According to the National Park Service, Death Valley will not have a super bloom in 2024. Super blooms occur when a high concentration of wildflower seeds that have been dormant for a few years because of inadequate rainfall bloom to life after an unusually heavy rain season. This rare occurrence happened most recently in 2016—and before that, in 2005.

But that doesn’t mean no flowers for the desert park. Although the region didn’t have the exact conditions needed to create a super bloom, it is still expected to have a bountiful and beautiful wildflower season this year, helped by the precipitation this winter. Considering that springtime blooms can sometimes be sparse in the harsh desert environment, even this amount of color is special enough to warrant a visit.

Where to see wildflowers in Death Valley

A close-up of a magenta desert fivespot (Eremalche rotundifolia) in Death Valley

A desert fivespot (Eremalche rotundifolia) is one of the many flowers to see in Death Valley.

Photo Courtesy of The National Park Service

Given the variety of elevations within the park, the best spots for wildflowers depend on when you visit. Desert wildflowers at lower elevations—including the valley floor—will begin to appear in mid-February and last until mid-April. At higher elevations, above 5,000 feet, visitors will typically see flowers well into June and July.

“The most impressive are the blooms at low elevation, because of the contrast between rocks and the flowers,” says Abby Wines, a spokesperson for the park. “By far the most numerous flower during a super bloom is the desert gold, which looks like a gold daisy, so there will be big fields of yellow.” Other flowers include the fragile white gravel ghost, sand verbena, and purple phacelia.

In 2023, which was also an above-average year for flowers in the park, some of the best blooms were found at Daylight Pass Road, North Highway, Big Pine Road, and Emigrant Canyon Road.

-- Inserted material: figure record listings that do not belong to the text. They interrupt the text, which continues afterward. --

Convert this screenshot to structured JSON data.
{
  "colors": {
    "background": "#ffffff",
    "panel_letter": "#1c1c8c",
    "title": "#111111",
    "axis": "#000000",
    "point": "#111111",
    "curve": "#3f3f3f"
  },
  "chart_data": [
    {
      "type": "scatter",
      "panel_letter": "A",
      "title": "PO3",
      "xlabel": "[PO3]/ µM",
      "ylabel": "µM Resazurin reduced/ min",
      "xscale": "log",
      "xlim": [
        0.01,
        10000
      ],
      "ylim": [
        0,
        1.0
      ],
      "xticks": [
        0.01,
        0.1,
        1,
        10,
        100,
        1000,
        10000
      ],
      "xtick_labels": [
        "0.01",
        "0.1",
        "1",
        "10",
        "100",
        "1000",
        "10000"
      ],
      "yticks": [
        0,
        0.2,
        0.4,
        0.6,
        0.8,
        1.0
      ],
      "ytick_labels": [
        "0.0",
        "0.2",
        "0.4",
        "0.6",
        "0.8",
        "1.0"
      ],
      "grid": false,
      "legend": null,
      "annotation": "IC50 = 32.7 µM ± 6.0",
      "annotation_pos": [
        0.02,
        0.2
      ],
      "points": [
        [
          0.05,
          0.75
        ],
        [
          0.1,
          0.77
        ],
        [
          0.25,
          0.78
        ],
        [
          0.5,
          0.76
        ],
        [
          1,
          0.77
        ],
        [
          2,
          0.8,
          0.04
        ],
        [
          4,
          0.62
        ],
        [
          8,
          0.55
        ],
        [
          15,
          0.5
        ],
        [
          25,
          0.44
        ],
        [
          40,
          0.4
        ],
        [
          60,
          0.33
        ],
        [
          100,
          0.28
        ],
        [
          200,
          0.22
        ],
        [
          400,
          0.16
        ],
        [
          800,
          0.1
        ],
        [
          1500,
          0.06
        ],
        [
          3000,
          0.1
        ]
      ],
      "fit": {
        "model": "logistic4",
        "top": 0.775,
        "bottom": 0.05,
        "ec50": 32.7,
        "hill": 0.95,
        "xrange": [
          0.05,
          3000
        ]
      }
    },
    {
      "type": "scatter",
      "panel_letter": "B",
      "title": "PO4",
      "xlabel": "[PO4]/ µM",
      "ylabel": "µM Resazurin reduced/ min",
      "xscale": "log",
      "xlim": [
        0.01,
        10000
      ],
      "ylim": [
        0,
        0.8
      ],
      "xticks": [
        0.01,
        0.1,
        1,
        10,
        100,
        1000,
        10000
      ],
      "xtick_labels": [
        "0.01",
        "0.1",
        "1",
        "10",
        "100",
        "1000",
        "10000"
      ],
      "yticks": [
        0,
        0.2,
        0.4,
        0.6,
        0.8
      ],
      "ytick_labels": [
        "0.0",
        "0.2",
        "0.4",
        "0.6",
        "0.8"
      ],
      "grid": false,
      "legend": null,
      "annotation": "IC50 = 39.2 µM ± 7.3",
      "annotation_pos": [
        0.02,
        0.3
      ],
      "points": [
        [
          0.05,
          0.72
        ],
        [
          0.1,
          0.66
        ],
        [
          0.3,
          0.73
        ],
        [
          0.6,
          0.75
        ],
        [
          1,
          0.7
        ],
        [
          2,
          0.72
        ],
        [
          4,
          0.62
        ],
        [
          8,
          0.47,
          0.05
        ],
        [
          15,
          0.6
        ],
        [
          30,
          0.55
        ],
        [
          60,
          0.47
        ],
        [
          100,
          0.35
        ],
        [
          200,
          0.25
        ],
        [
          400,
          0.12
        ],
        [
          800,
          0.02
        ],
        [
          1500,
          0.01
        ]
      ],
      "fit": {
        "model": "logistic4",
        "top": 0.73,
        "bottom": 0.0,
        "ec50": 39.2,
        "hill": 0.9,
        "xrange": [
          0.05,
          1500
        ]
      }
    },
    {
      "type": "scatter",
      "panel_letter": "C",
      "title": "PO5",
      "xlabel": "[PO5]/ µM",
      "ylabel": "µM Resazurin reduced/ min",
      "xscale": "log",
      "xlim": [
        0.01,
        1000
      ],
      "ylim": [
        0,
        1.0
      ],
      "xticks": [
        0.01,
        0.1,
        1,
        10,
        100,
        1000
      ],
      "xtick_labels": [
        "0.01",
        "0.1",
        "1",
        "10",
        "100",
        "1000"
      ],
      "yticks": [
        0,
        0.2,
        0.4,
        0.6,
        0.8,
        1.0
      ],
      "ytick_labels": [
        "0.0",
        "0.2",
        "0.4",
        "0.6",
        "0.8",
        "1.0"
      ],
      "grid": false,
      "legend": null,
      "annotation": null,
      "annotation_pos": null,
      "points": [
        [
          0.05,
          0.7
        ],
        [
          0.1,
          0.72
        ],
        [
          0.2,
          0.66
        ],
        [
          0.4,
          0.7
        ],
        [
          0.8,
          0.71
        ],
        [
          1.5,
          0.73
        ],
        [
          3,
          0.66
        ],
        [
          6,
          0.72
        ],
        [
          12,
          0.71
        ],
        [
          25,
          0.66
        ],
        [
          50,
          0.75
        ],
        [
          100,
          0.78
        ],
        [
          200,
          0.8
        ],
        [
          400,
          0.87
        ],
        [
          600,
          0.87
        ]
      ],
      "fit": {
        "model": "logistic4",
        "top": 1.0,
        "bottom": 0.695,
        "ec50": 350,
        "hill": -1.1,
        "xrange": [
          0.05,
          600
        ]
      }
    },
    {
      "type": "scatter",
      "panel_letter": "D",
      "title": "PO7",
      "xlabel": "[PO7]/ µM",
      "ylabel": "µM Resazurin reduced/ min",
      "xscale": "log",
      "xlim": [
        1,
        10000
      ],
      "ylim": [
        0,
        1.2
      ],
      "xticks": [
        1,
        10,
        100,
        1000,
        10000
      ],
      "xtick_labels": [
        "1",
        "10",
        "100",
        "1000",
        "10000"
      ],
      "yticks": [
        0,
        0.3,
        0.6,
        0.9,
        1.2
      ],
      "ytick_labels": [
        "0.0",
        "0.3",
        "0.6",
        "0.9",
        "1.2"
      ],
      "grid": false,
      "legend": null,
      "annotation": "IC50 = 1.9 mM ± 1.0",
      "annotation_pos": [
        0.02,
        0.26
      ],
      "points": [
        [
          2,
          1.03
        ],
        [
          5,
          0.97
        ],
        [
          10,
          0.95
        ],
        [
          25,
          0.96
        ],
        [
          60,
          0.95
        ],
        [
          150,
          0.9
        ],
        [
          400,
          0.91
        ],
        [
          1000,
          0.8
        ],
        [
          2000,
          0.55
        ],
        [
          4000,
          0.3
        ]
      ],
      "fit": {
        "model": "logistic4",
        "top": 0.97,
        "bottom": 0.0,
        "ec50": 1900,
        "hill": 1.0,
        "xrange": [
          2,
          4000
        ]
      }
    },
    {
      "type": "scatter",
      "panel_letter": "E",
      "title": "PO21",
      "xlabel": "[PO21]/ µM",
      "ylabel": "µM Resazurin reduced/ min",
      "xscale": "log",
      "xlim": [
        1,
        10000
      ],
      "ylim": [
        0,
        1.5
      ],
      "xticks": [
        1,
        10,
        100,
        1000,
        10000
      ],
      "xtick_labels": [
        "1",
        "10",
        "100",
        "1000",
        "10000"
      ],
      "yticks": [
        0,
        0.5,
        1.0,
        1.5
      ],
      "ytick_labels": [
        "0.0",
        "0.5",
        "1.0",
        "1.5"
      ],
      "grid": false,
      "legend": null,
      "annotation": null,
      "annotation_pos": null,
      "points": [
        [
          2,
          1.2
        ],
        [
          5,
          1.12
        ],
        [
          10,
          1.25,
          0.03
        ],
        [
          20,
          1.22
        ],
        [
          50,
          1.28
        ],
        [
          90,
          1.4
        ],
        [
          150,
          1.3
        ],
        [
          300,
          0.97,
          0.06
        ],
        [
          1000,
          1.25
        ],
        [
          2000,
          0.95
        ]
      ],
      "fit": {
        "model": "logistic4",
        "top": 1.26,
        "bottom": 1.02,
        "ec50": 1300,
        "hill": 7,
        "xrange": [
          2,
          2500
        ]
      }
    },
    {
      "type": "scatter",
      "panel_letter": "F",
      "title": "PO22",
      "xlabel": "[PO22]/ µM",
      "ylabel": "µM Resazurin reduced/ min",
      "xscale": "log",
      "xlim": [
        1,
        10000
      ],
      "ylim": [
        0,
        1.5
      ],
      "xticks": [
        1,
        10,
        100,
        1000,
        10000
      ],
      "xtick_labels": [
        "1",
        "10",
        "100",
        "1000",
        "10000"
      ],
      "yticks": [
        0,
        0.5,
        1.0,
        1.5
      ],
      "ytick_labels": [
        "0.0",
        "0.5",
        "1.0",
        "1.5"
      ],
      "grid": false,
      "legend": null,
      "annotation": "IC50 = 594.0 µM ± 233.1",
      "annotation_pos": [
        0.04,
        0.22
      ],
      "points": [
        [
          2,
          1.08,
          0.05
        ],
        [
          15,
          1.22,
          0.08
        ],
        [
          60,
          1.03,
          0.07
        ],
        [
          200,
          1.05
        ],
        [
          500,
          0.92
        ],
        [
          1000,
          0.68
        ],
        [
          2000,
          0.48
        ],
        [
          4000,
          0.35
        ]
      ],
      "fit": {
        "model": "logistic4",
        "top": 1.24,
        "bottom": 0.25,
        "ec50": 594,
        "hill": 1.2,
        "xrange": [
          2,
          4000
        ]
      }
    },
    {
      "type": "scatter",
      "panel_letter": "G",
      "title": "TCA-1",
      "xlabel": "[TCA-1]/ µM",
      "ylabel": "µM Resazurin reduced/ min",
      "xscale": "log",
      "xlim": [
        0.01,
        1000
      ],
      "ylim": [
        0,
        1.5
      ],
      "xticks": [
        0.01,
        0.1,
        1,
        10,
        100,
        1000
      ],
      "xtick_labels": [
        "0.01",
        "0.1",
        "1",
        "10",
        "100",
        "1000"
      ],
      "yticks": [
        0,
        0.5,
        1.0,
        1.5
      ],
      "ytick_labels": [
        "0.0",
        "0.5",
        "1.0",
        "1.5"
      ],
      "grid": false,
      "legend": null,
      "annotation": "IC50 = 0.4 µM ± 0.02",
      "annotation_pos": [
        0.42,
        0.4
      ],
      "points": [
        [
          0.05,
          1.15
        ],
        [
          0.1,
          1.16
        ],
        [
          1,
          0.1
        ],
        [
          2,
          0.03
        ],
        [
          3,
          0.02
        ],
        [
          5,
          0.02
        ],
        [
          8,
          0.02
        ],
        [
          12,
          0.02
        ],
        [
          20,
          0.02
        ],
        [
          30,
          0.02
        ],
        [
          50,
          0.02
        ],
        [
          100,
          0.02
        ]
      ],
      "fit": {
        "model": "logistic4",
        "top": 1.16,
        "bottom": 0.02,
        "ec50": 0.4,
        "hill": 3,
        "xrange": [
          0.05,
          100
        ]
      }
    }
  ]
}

Wherever you go, make sure to tread carefully and stay on the trail, and do not pick flowers. These ecosystems are vibrant yet fragile. Leaving them alone will help ensure that these beautiful blossoms can continue to thrive and color the desert for years to come.

How to visit Death Valley

An aerial view of the hotel, The Oasis at Death Valley, with a grove of palm trees and two mountain peaks in the background

The Oasis at Death Valley is one of the best hotels to book for a trip to the national park.

Photo by Xanterra Travel Collection

Death Valley is about a two-hour drive from Las Vegas or a four-and-a-half-hour drive from Los Angeles. If you choose to go, stay at The Oasis at Death Valley, a refuge in the middle of the desert. The concierge can recommend the best places in the valley to check out the wildflowers, as well as give you a guide for which flowers to look out for and when.

Catch the peak of the wildflower blooms now through the beginning of April, when the wildflowers start to disappear due to higher temperatures and drier conditions. You can track where the blooms are appearing—and disappearing—with this map from the NPS.